In order to get a reliable result two types of errors are considered along with two types of accuracy calculations. The true acceptance rate (TAR), (where the questioned writer is properly accepted) and the true rejection rate (TRR), (where the questioned writer is properly rejected) are summed up to get the accuracy value. The false acceptance rate (FAR), (where the questioned writer is not the original writer and the system wrongly accepted it) and false rejection rate (FRR), (where the questioned writer is the original writer but the system wrongly rejected it) are considered as the total error rate. Table 1 shows the writer verification results in terms of individual features and combination of features. From the table it can be observed that in case of individual features MFFT scores highest with 56.27 % verification accuracy where GLCM scored very low due to the very high False acceptance rate (FAR) of 46.68 %. When the three features are combined the accuracy has been increased to 62.17 % which is quite satisfactory.

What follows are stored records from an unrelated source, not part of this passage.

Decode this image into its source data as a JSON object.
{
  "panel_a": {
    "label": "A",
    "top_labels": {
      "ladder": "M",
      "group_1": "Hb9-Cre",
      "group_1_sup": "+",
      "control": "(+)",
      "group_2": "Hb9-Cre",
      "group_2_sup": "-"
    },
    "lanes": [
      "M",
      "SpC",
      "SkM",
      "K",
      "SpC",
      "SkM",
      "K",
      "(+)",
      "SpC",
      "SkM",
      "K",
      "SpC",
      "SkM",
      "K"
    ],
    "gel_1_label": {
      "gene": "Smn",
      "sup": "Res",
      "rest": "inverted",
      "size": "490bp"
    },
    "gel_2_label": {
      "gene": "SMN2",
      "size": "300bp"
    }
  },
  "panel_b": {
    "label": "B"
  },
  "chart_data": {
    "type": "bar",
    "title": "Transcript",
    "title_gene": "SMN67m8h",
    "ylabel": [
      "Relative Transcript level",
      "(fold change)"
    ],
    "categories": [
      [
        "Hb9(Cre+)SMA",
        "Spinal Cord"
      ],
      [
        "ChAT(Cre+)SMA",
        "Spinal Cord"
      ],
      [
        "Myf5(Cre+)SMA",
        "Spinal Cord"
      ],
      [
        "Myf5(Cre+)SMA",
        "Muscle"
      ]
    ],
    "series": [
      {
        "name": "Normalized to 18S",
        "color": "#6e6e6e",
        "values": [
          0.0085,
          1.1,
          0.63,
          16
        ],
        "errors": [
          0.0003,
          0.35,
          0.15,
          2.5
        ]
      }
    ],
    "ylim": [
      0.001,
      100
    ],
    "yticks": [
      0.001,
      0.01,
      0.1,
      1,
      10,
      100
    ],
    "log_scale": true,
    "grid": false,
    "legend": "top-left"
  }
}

Table 1 Writer verification result on different textural features

7.2 Comparative Study

In the current method, we have used 100 writers and textural features. According to our knowledge of the literature there is no such work of writer verification on Bangla script so currently we are unable to compare our experiment with others. In our current approach three different textural features are applied. A comparative study on writer verification results of these features and their combinations can be seen in Fig. 5. In Fig. 6 a comparative analysis of different features and their combination with respect to accuracy and error rate is shown. Analyzing these figures, it can be seen that the MFFT feature gives better performance compared to others regarding single and combined use. The performance of MGLCM feature is quite low due to the higher False Acceptance Rate (FAR), while performance of MDCT is moderate. When combination of different features is used the accuracy is improved and error rate are also decreased. Though the results are not very high due to high false acceptance rate (FAR) but the results show some encouragement toward the works of handwritten Bangla writer verification. Our approach is open for comparison with other works.

Fig. 5
figure 5

Comparison of accuracy and error rate of writer verification results with respect to different features and their combinations

8 Conclusion

In this document a study has been conducted on Bangla isolated characters for writer verification. The lack of standard Bangla handwriting analysis system and a standard Bangla database with writer information, has initiated our interest in this work. In the current work, we have used a database consists of 100 writers and modified some simple frequency domain features to use as textural features for our approach. Although the used feature set is small regarding writer verification modality, encouraging results are successfully achieved. At present there is no such writer verification system on Bangla with which we can compare our system, still it can be used as a stepping stone towards this type of works on Bangla. The amount of data is relatively large enough which indicates that this method can be applied in real-life environment.

Fig. 6
figure 6

Comparative study of different features and their combinations with respect to accuracy and error rate of writer verification results

Future scope includes increasing the size of the database both in terms of writers and samples per writer to create a standard database for the community of handwriting analysers. Also we are looking forward to introduce handwriting of skilled forgers to give an extra dimension to our work. In future fuzzy measures can be introduced during feature selection so that false acceptance rate can be minimized. We are also planning to use different kind of statistical distance measure and analysis methods for decision making during verification. We believe that this kind of approach can be applied on other similar Brahmic scripts.